El tráfico de fauna silvestre es un problema tan grave como la minería ilegal y el narcotráfico, al ser un negocio ilícito con alta demanda en los mercados negros internacionales, comenta Alicia Abanto, de la Adjuntía de Medio Ambiente de la Defensoría del Pueblo.

“La desaparición de especies es un problema invisible. Si bien tiene gravísimos impactos en el equilibrio de la naturaleza, sus efectos no son tan notorios como la destrucción de los bosques por la minería ilegal. El Estado tiene que redoblar sus esfuerzos para reducir esta amenaza”, dice Abanto.

El Serfor rescató el año pasado 7.113 animales vivos en manos de traficantes, pero la verdadera cantidad de fauna sacada de su hábitat supera cualquier registro oficial.

La desaparición de una especie, explica la veterinaria Yovana Murillo, de la ONG Wildlife Conservation Society (WCS) Perú, impacta en el desequilibrio de un ecosistema.

“Sacar un loro, un mono o una rana afecta la cadena trófica de un ambiente porque en ese medio puede ser presa, predador o indicador de cambio climático. Hay especies que dispersan las semillas y otras que mantienen el flujo genético de un ecosistema. Cada una tiene un rol”.

En producción de herramientas de gestión y planes de conservación, el Perú ha dado pasos importantes desde la creación del Serfor el 2014. Sin embargo –dice Murillo– en temas de estudios en campo de las poblacionales y en reducción de amenaza como el tráfico de animales difícilmente se encontrarán resultados alentadores.

Avances en la conservación de especies amenazadas (OPINIÓN)

Jessica Gálvez-Durand Besnard / Servicio Nacional Forestal y Fauna Silvestre ​

El Perú ya tiene planes nacionales para conservar especies amenazadas como el cóndor andino, el suri o ñandú petizo, la pava aliblanca, el oso andino y el tapir. Otros dos planes para las tortugas marinas y los primates amenazados estarán listos este año.

También contamos, junto a Bolivia, con un plan binacional de conservación de la rana gigante y del zambullidor del lago Titicaca. Y el otro año aprobaremos dos planes más: el del jaguar y el del pingüino de Humboltd. Para el Bicentenario, la meta es tener 16 de estos documentos.

Es la primera vez que el país tiene este tipo de herramientas,que son vinculantes y los gobiernos regionales y actores involucrados estamos obligados a ejecutar.
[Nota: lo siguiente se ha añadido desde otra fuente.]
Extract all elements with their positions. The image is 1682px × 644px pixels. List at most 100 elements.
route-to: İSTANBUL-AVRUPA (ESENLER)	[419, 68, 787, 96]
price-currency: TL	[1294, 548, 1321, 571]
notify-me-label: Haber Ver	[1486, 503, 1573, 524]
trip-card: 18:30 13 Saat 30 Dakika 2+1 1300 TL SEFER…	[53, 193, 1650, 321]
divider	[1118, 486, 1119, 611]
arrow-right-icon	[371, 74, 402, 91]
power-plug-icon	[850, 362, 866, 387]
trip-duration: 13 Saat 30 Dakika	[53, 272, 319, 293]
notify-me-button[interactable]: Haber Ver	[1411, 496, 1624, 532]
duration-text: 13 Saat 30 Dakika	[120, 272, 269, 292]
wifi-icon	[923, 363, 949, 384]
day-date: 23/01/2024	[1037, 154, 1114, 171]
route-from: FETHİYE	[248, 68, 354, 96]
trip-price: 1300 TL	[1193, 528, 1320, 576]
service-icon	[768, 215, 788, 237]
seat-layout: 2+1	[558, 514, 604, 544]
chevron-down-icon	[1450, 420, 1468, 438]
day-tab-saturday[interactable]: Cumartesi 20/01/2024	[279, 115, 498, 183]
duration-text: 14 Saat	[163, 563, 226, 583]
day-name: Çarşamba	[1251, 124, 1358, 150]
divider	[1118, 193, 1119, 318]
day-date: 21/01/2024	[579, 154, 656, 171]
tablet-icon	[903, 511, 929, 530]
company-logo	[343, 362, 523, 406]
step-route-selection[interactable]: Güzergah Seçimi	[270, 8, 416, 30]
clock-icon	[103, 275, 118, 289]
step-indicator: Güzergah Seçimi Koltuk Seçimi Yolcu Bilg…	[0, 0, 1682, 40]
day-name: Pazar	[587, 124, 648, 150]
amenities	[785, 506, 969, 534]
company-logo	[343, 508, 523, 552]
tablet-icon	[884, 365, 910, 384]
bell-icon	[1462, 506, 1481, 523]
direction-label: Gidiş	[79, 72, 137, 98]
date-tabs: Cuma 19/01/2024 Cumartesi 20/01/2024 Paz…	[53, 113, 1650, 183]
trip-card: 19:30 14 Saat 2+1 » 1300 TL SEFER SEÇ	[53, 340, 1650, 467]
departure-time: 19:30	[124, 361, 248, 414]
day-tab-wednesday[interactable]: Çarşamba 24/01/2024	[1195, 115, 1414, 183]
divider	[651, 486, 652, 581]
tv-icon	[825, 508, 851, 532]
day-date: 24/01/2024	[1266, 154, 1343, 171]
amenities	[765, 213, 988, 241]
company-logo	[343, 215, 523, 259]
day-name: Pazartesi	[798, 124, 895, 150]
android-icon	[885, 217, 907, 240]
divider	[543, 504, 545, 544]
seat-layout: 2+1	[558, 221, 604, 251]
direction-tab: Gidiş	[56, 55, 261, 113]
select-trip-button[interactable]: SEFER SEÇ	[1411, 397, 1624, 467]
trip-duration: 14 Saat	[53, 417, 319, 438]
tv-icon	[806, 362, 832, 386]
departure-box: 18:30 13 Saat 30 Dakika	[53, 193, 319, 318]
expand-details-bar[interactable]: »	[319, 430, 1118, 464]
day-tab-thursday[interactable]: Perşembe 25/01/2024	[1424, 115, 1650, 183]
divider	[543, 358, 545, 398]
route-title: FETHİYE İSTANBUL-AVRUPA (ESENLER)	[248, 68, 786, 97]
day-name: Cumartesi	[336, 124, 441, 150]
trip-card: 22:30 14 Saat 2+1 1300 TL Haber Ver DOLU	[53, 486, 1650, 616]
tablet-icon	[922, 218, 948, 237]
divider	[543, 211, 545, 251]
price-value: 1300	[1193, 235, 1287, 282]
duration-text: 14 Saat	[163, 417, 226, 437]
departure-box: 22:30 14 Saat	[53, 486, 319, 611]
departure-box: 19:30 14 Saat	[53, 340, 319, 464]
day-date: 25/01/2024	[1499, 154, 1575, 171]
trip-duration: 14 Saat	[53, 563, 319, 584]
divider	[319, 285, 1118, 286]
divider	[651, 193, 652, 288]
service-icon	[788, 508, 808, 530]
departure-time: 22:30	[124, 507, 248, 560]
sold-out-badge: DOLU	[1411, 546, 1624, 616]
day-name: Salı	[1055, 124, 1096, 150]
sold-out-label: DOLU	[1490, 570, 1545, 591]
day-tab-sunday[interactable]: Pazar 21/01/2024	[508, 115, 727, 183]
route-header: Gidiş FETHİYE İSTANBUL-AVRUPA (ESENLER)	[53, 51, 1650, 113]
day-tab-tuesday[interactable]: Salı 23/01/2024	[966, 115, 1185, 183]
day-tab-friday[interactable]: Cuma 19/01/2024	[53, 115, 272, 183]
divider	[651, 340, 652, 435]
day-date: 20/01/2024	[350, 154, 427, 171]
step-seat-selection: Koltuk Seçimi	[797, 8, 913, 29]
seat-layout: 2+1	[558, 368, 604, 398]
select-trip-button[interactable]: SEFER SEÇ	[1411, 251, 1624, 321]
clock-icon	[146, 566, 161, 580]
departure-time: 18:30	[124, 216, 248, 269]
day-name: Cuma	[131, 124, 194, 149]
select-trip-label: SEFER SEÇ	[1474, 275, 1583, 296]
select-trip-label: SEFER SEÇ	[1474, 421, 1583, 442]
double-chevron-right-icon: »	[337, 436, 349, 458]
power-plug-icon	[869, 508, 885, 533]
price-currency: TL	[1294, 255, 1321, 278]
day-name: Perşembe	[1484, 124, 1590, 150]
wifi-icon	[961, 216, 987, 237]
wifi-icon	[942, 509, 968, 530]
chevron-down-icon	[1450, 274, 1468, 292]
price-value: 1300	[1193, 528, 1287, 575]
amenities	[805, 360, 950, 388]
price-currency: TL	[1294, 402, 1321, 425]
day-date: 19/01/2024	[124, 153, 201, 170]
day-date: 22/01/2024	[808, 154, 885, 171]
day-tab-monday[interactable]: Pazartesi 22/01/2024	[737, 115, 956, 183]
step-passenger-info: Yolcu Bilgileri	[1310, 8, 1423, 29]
Ya contamos también con la Estrategia Nacional para Reducir el Tráfico Ilegal de Fauna Silvestre 2017-2027. Antes del 2015 se hacía muy pocas intervenciones por tráfico de fauna silvestre. La ley no estaba muy clara y las autoridades no consideraban importante detener a una persona por tener en su poder un colmillo o un pajarito. Eso está cambiado. El año pasado recuperamos más de 7.113 especies vivas y 9.370 partes de animales silvestres.